Recently a friend of mine posted a link to an article, with the pithy comment: “Well-meaning father discovers that parenting a baby is hard work”. In this article Prof Ernest Young from Duke University School of Law published a few thousand well-meaning words about his experiences of paternity leave.

Given the article was published in 2020 and knowing what journal turnaround is like, I imagine he wrote this prior to the Covid-19 pandemic. Reading it before the pandemic might have made me sigh a little; reading it in our current context certainly makes my blood pressure rise! For instance:

My mother held back the chaos in our family for over two decades while my brother and I were kids. In many ways in our family, she still does; as life wore on, she took up other caring roles—looking after my parents’ parents, refereeing
disputes in the extended family, orchestrating family gatherings—that had a similar quality. I recall no reason to think she found this mode of work unfulfilling. But I suspect it is a harder role for men. We are socialized to think that we need to go out and build things—a building, a company, even a book or a symphony. We formulate goals and try to work toward them, and these goals usually involve a change in our circumstances, not simply the maintenance of our present condition. We closely monitor our progress toward those goals. Men need something to show at the end of a day—or a life.

“Chaos, Accomplishment, and Work, or, What I Learned on Paternity Leave” – Ernest A. Young

Yikes. The idea that women are satisfied with work that leaves “nothing to show” (a whole other can of worms) is very frustrating, but let’s leave that to one side for now. What I’m interested in is that Young felt it was necessary to write the article at all; that writing his perspective on care of an infant while juggling an academic career was something that needed to be added to what is already a pretty bulging field of work – but perhaps that doesn’t count, because it’s nearly all been by women. After all, men apparently need “something to show” for the work that they do for their families, and just getting baby Caroline through her first six months of life happy and healthy was apparently not enough to “show” – there needed to be a peer-reviewed journal article come out of it.
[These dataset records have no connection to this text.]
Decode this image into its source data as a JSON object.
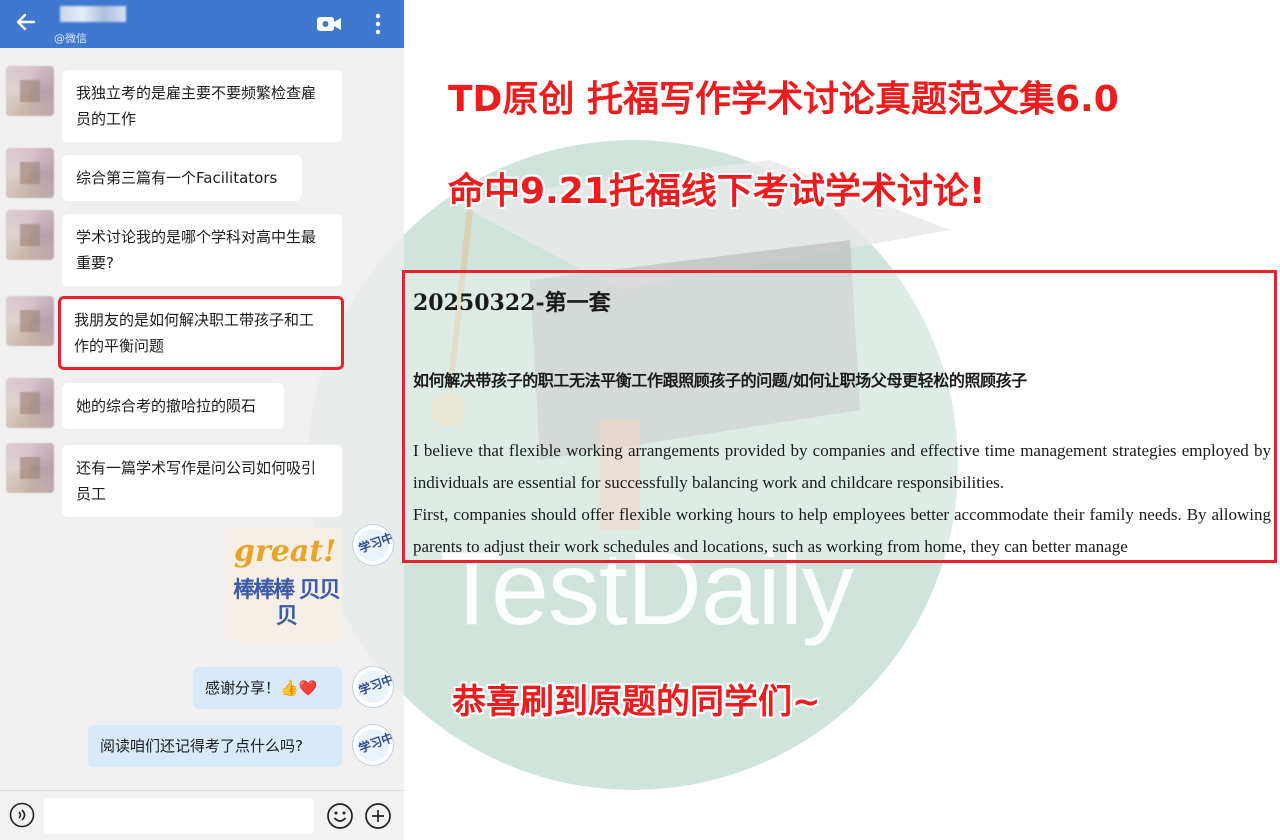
{
  "chat": {
    "contact_source": "@微信",
    "messages": [
      "我独立考的是雇主要不要频繁检查雇员的工作",
      "综合第三篇有一个Facilitators",
      "学术讨论我的是哪个学科对高中生最重要?",
      "我朋友的是如何解决职工带孩子和工作的平衡问题",
      "她的综合考的撤哈拉的陨石",
      "还有一篇学术写作是问公司如何吸引员工"
    ],
    "sticker": {
      "headline": "great!",
      "caption": "棒棒棒 贝贝贝"
    },
    "my_messages": [
      "感谢分享！👍❤️",
      "阅读咱们还记得考了点什么吗?"
    ],
    "bot_avatar_text": "学习中"
  },
  "promo": {
    "line1": "TD原创 托福写作学术讨论真题范文集6.0",
    "line2": "命中9.21托福线下考试学术讨论!",
    "line3": "恭喜刷到原题的同学们~"
  },
  "doc": {
    "title": "20250322-第一套",
    "subtitle": "如何解决带孩子的职工无法平衡工作跟照顾孩子的问题/如何让职场父母更轻松的照顾孩子",
    "para1": "I believe that flexible working arrangements provided by companies and effective time management strategies employed by individuals are essential for successfully balancing work and childcare responsibilities.",
    "para2": "First, companies should offer flexible working hours to help employees better accommodate their family needs. By allowing parents to adjust their work schedules and locations, such as working from home, they can better manage"
  },
  "watermark": "TestDaily",
  "colors": {
    "topbar": "#3f78cf",
    "highlight": "#e8232b",
    "promo_text": "#ee1c1c",
    "watermark_circle": "#cfe5dc"
  }
}
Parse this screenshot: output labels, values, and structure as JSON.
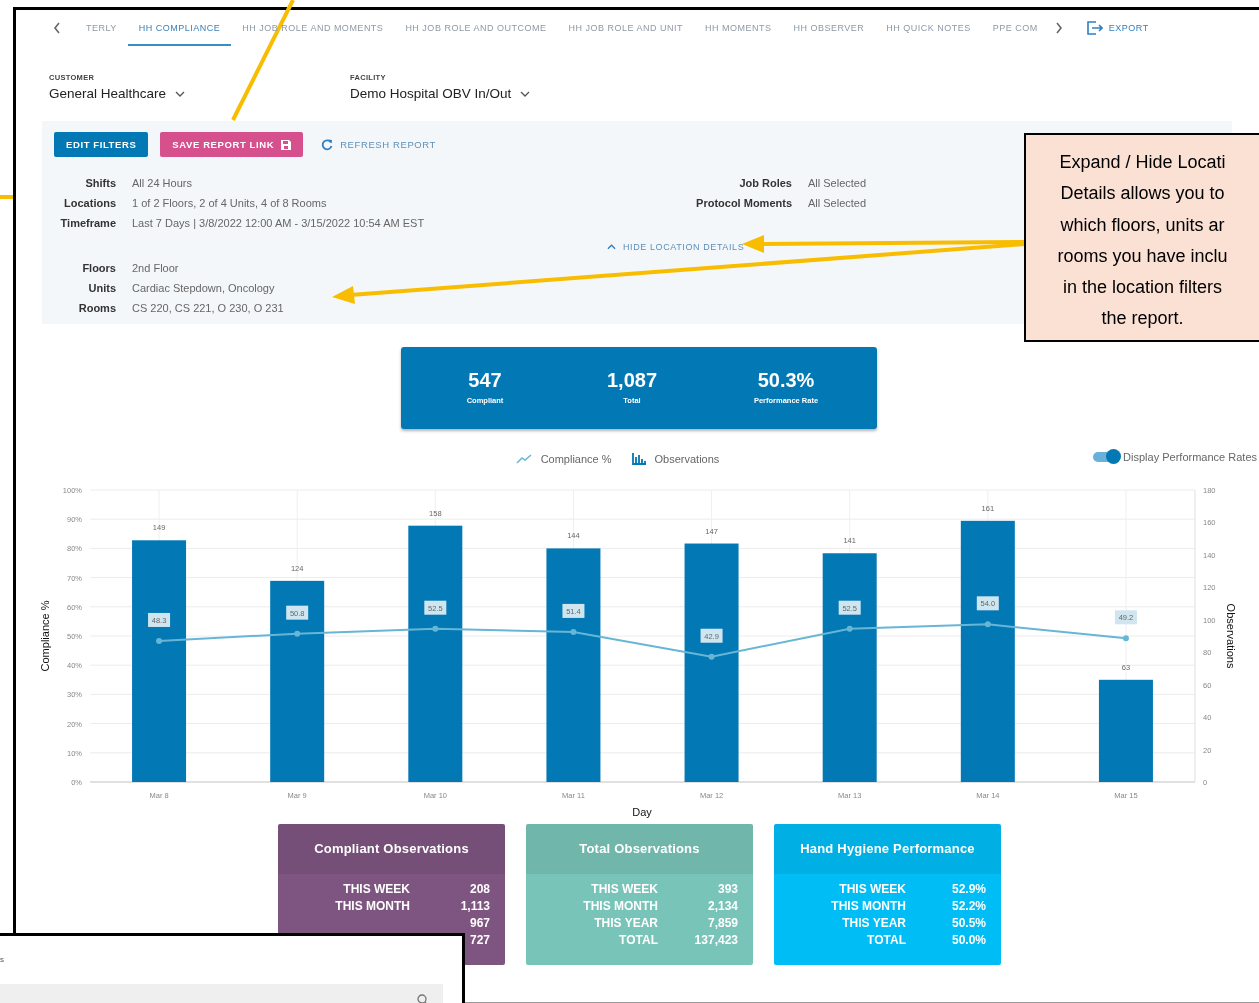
{
  "tabs": [
    {
      "label": "TERLY",
      "selected": false
    },
    {
      "label": "HH COMPLIANCE",
      "selected": true
    },
    {
      "label": "HH JOB ROLE AND MOMENTS",
      "selected": false
    },
    {
      "label": "HH JOB ROLE AND OUTCOME",
      "selected": false
    },
    {
      "label": "HH JOB ROLE AND UNIT",
      "selected": false
    },
    {
      "label": "HH MOMENTS",
      "selected": false
    },
    {
      "label": "HH OBSERVER",
      "selected": false
    },
    {
      "label": "HH QUICK NOTES",
      "selected": false
    },
    {
      "label": "PPE COM",
      "selected": false
    }
  ],
  "export": {
    "label": "EXPORT"
  },
  "selectors": [
    {
      "label": "CUSTOMER",
      "value": "General Healthcare"
    },
    {
      "label": "FACILITY",
      "value": "Demo Hospital OBV In/Out"
    }
  ],
  "filters": {
    "buttons": [
      {
        "label": "EDIT FILTERS",
        "kind": "primary"
      },
      {
        "label": "SAVE REPORT LINK",
        "kind": "save"
      },
      {
        "label": "REFRESH REPORT",
        "kind": "refresh"
      }
    ],
    "left": [
      {
        "label": "Shifts",
        "value": "All 24 Hours"
      },
      {
        "label": "Locations",
        "value": "1 of 2 Floors, 2 of 4 Units, 4 of 8 Rooms"
      },
      {
        "label": "Timeframe",
        "value": "Last 7 Days | 3/8/2022 12:00 AM - 3/15/2022 10:54 AM EST"
      }
    ],
    "right": [
      {
        "label": "Job Roles",
        "value": "All Selected"
      },
      {
        "label": "Protocol Moments",
        "value": "All Selected"
      }
    ],
    "location_toggle": {
      "label": "HIDE LOCATION DETAILS",
      "expanded": true
    },
    "location_details": [
      {
        "label": "Floors",
        "value": "2nd Floor"
      },
      {
        "label": "Units",
        "value": "Cardiac Stepdown, Oncology"
      },
      {
        "label": "Rooms",
        "value": "CS 220, CS 221, O 230, O 231"
      }
    ]
  },
  "kpis": [
    {
      "value": "547",
      "label": "Compliant"
    },
    {
      "value": "1,087",
      "label": "Total"
    },
    {
      "value": "50.3%",
      "label": "Performance Rate"
    }
  ],
  "performance_toggle": {
    "label": "Display Performance Rates",
    "on": true
  },
  "chart_data": {
    "type": "bar",
    "xlabel": "Day",
    "ylabel": "Compliance %",
    "y2label": "Observations",
    "categories": [
      "Mar 8",
      "Mar 9",
      "Mar 10",
      "Mar 11",
      "Mar 12",
      "Mar 13",
      "Mar 14",
      "Mar 15"
    ],
    "grid": true,
    "legend": "top",
    "series": [
      {
        "name": "Compliance %",
        "color": "#67b6d6",
        "type": "line",
        "marker": true,
        "values": [
          48.3,
          50.8,
          52.5,
          51.4,
          42.9,
          52.5,
          54.0,
          49.2
        ],
        "value_labels": [
          "48.3",
          "50.8",
          "52.5",
          "51.4",
          "42.9",
          "52.5",
          "54.0",
          "49.2"
        ]
      },
      {
        "name": "Observations",
        "color": "#0278b4",
        "axis": "y2",
        "values": [
          149,
          124,
          158,
          144,
          147,
          141,
          161,
          63
        ],
        "value_labels": [
          "149",
          "124",
          "158",
          "144",
          "147",
          "141",
          "161",
          "63"
        ]
      }
    ],
    "ylim": [
      0,
      100
    ],
    "y2lim": [
      0,
      180
    ],
    "yticks": [
      {
        "value": 0,
        "label": "0%"
      },
      {
        "value": 10,
        "label": "10%"
      },
      {
        "value": 20,
        "label": "20%"
      },
      {
        "value": 30,
        "label": "30%"
      },
      {
        "value": 40,
        "label": "40%"
      },
      {
        "value": 50,
        "label": "50%"
      },
      {
        "value": 60,
        "label": "60%"
      },
      {
        "value": 70,
        "label": "70%"
      },
      {
        "value": 80,
        "label": "80%"
      },
      {
        "value": 90,
        "label": "90%"
      },
      {
        "value": 100,
        "label": "100%"
      }
    ],
    "y2ticks": [
      0,
      20,
      40,
      60,
      80,
      100,
      120,
      140,
      160,
      180
    ]
  },
  "cards": [
    {
      "title": "Compliant Observations",
      "color": "#7e5581",
      "rows": [
        {
          "label": "THIS WEEK",
          "value": "208"
        },
        {
          "label": "THIS MONTH",
          "value": "1,113"
        },
        {
          "value": "967"
        },
        {
          "value": "727"
        }
      ]
    },
    {
      "title": "Total Observations",
      "color": "#79c4b9",
      "rows": [
        {
          "label": "THIS WEEK",
          "value": "393"
        },
        {
          "label": "THIS MONTH",
          "value": "2,134"
        },
        {
          "label": "THIS YEAR",
          "value": "7,859"
        },
        {
          "label": "TOTAL",
          "value": "137,423"
        }
      ]
    },
    {
      "title": "Hand Hygiene Performance",
      "color": "#00bdf5",
      "rows": [
        {
          "label": "THIS WEEK",
          "value": "52.9%"
        },
        {
          "label": "THIS MONTH",
          "value": "52.2%"
        },
        {
          "label": "THIS YEAR",
          "value": "50.5%"
        },
        {
          "label": "TOTAL",
          "value": "50.0%"
        }
      ]
    }
  ],
  "callout": {
    "lines": [
      "Expand / Hide Locati",
      "Details allows you to",
      "which floors, units ar",
      "rooms you have inclu",
      "in the location filters",
      "the report."
    ]
  },
  "overlay_window": {
    "title": "s"
  }
}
Young – who I’m sure is a good father, seems to have done a good job of raising his kid during paternity leave, and I’m sure is a good law professor too – has in this article the air of someone discovering for the first time that the domestic labour of running a house and raising a child is pretty all-consuming. Which got me wondering about how many men in heterosexual relationships and have kids have also discovered this for the first time during the Covid-19 pandemic. It is very easy in the modern world for someone with a white collar job to be out of the house say 8 am to 7 pm Monday to Friday. A man with this kind of job would tend to be seen as “hands on” if he put his kids to bed a couple of nights a week, made dinner once a week, and took the kids out on Saturday so mum could “have a break”. It would also be quite conventional for a man of this type – someone who loves his wife and kids, who values his time with them, who is not a bad person – to not really notice that his spouse is filling in all of the rest of the labour, or what that labour involves; to really appreciate what she has potentially sacrificed in her career and private life to fulfil those necessary tasks.

In Covid times, those of us privileged enough to be able to work from home have had our work and domestic spheres brought into an intimate context not really familiar to modern life. But they were pretty normal in the past!

Baby Jesus toddles in a wooden walker while his mother and father work. From the Book of Hours of Catherine of Clèves.

As I wrote in this post a few years ago, “Mary and Joseph are both doing work along gendered lines – weaving and carpentry – but they are also sharing the same domestic space. Those historians who are preoccupied with labelling domestic and public spaces as “female” or “male” seem to forget that the domestic space was, in the middle ages, always a workspace, and the boundaries of that workspace were undoubtedly flexible, based on the family’s needs. Baby Jesus may be talking to his mother, as the speech bubble seems to indicate, but he’s in Joseph’s sightline. Many medieval fathers, I am sure, would have worked with babies and toddlers underfoot, and would have roped children into work, too, long before they were old enough to become official apprentices. Just in very practical terms, the idea of the distant father, in a society where much of the economy was based around the household, simply cannot hold up to scrutiny. Perhaps the medieval father was the primary breadwinner – but in many medieval households, his wife had a vital economic role, too, and increasingly our studies of medieval urban life in particular suggest that a neat division of space and responsibilities into female/domestic and male/public is doing an injustice to the medieval family, patriarchal though it was.”

Now, I’m not going to claim that premodern fathers were more active and involved parents than fathers today, or that they had a better appreciation of women’s work. But I do think that domestic labour would have been far more visible to them, and also that they would have expected the noise and bustle of domestic life to take place all around them. For many people, moving office life into the heart of the home has been a shock, and trying to keep a clear distinction between the private and personal has been difficult. Perhaps it’s worth remembering that for much of our history, such clear distinctions would not have been possible – and that there’s nothing invisible about the work that keeps that household functional. I hope when in particular heterosexual married men return to their offices next year, that work doesn’t once again disappear from their frame of sight.